Quel développement économique pour le Clermontais ?

Des dizaines de données fournies par la Maison de l'Emploi du Coeur d'Hérault, j'ai regardé plus précisément comment la richesse monétaire circule au sein de la population du Clermontais. Le but ? Pointer les secteurs qui pourraient créer de la richesse.
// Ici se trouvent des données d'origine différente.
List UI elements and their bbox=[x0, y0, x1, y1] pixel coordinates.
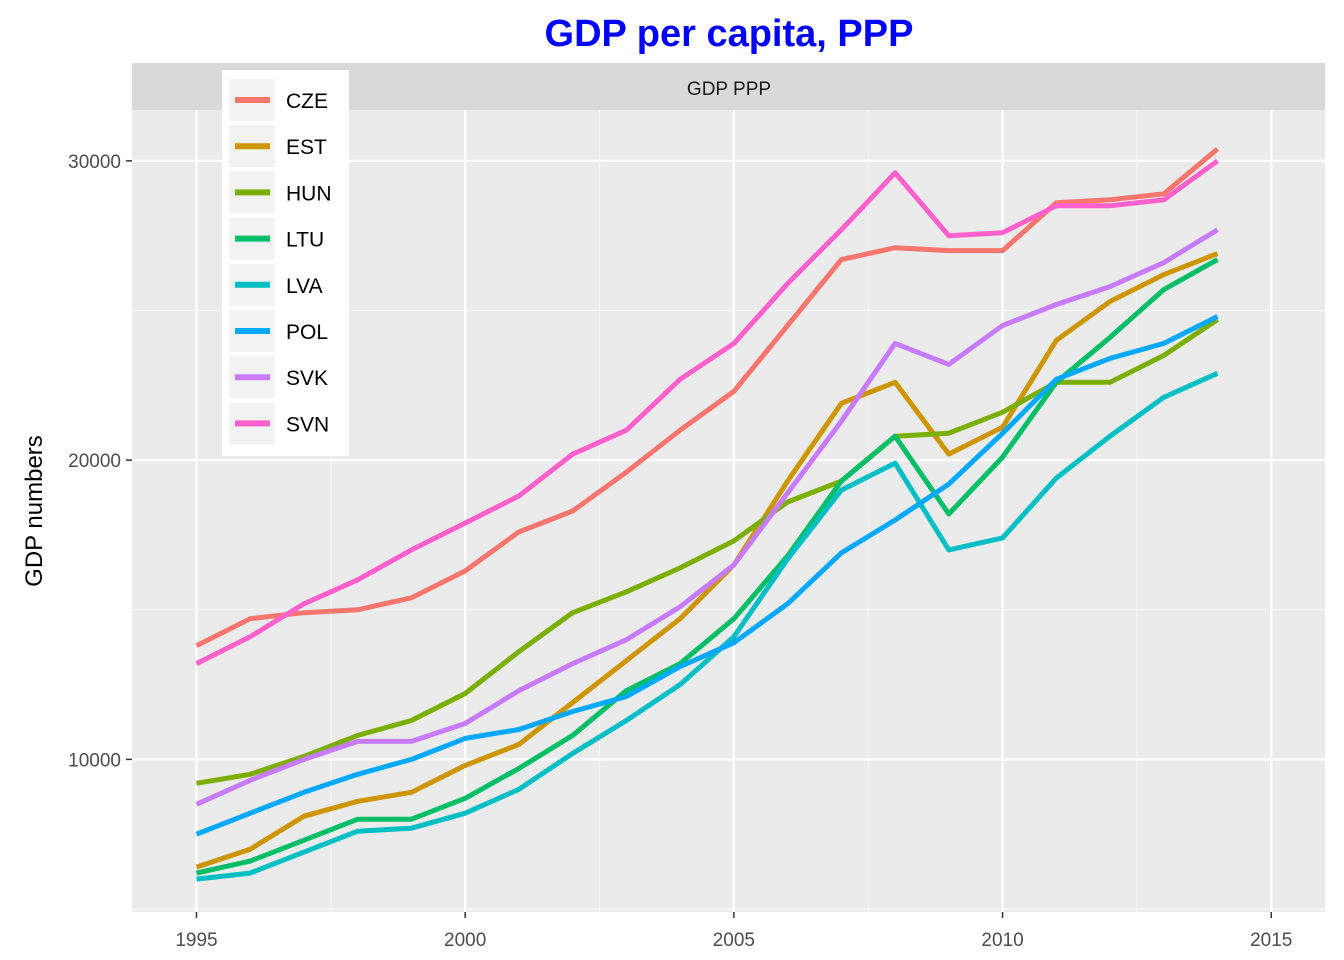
y-axis-title: GDP numbers bbox=[21, 435, 48, 587]
legend-label-svn: SVN bbox=[286, 413, 329, 436]
series-line-svn bbox=[195, 158, 1219, 666]
series-line-pol bbox=[195, 314, 1219, 837]
x-tick-label: 2010 bbox=[981, 930, 1023, 951]
series-line-svk bbox=[195, 227, 1219, 807]
x-tick-label: 2000 bbox=[444, 930, 486, 951]
legend-label-ltu: LTU bbox=[286, 229, 324, 252]
legend-label-svk: SVK bbox=[286, 367, 328, 390]
series-line-ltu bbox=[195, 257, 1219, 876]
x-tick-label: 1995 bbox=[175, 930, 217, 951]
y-axis-ticks: 10000 20000 30000 bbox=[68, 152, 132, 771]
legend: CZE EST HUN LTU LVA POL SVK SVN bbox=[222, 70, 349, 456]
y-tick-label: 30000 bbox=[68, 152, 121, 173]
series-line-est bbox=[195, 251, 1219, 870]
legend-label-est: EST bbox=[286, 136, 327, 159]
x-tick-label: 2015 bbox=[1250, 930, 1292, 951]
x-tick-label: 2005 bbox=[713, 930, 755, 951]
y-tick-label: 10000 bbox=[68, 750, 121, 771]
series-line-lva bbox=[196, 371, 1219, 882]
y-tick-label: 20000 bbox=[68, 451, 121, 472]
legend-label-pol: POL bbox=[286, 321, 328, 344]
chart-title: GDP per capita, PPP bbox=[545, 13, 914, 55]
legend-label-cze: CZE bbox=[286, 90, 328, 113]
x-axis-ticks: 1995 2000 2005 2010 2015 bbox=[175, 912, 1292, 951]
legend-label-lva: LVA bbox=[286, 275, 323, 298]
legend-label-hun: HUN bbox=[286, 182, 332, 205]
facet-strip-label: GDP PPP bbox=[687, 79, 771, 100]
series-lines bbox=[195, 146, 1220, 882]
Il y a par exemple 23,8% de retraités sur le Clermontais, mais on s'attend déjà à ce que les pensions soient ponctionnées pour que l'Etat et la Sécurité Sociale puissent trouver de nouvelles recettes. Idem pour les fonctionnaires (14,6% de la population du Clermontais) dont le nombre ne va plus augmenter dans les années à venir. Par ailleurs, les revenus de ces deux catégories de la population ne dépendent pas de l'activité économique locale, en même temps qu'ils joueront très peu dans la croissance de l'économie résidentielle.

A noter que dans l'Hérault, et parmi les 10 entreprises qui emploient le plus, ce sont les collectivités locales (Montpellier, Béziers, Département, Région) et les hôpitaux (Montpellier et Béziers) qui en pourvoient le plus, respectivement 12.000 et 11.000. Viennent derrière le CNRS avec 1.730 employés, Présence verte avec 1.947 employés et Sanofi-Aventis à Montpellier avec 1.417 salariés. Et malheureusement, l'actualité de Sanofi témoigne de la difficulté pour nos territoires du sud de péréniser leurs activités.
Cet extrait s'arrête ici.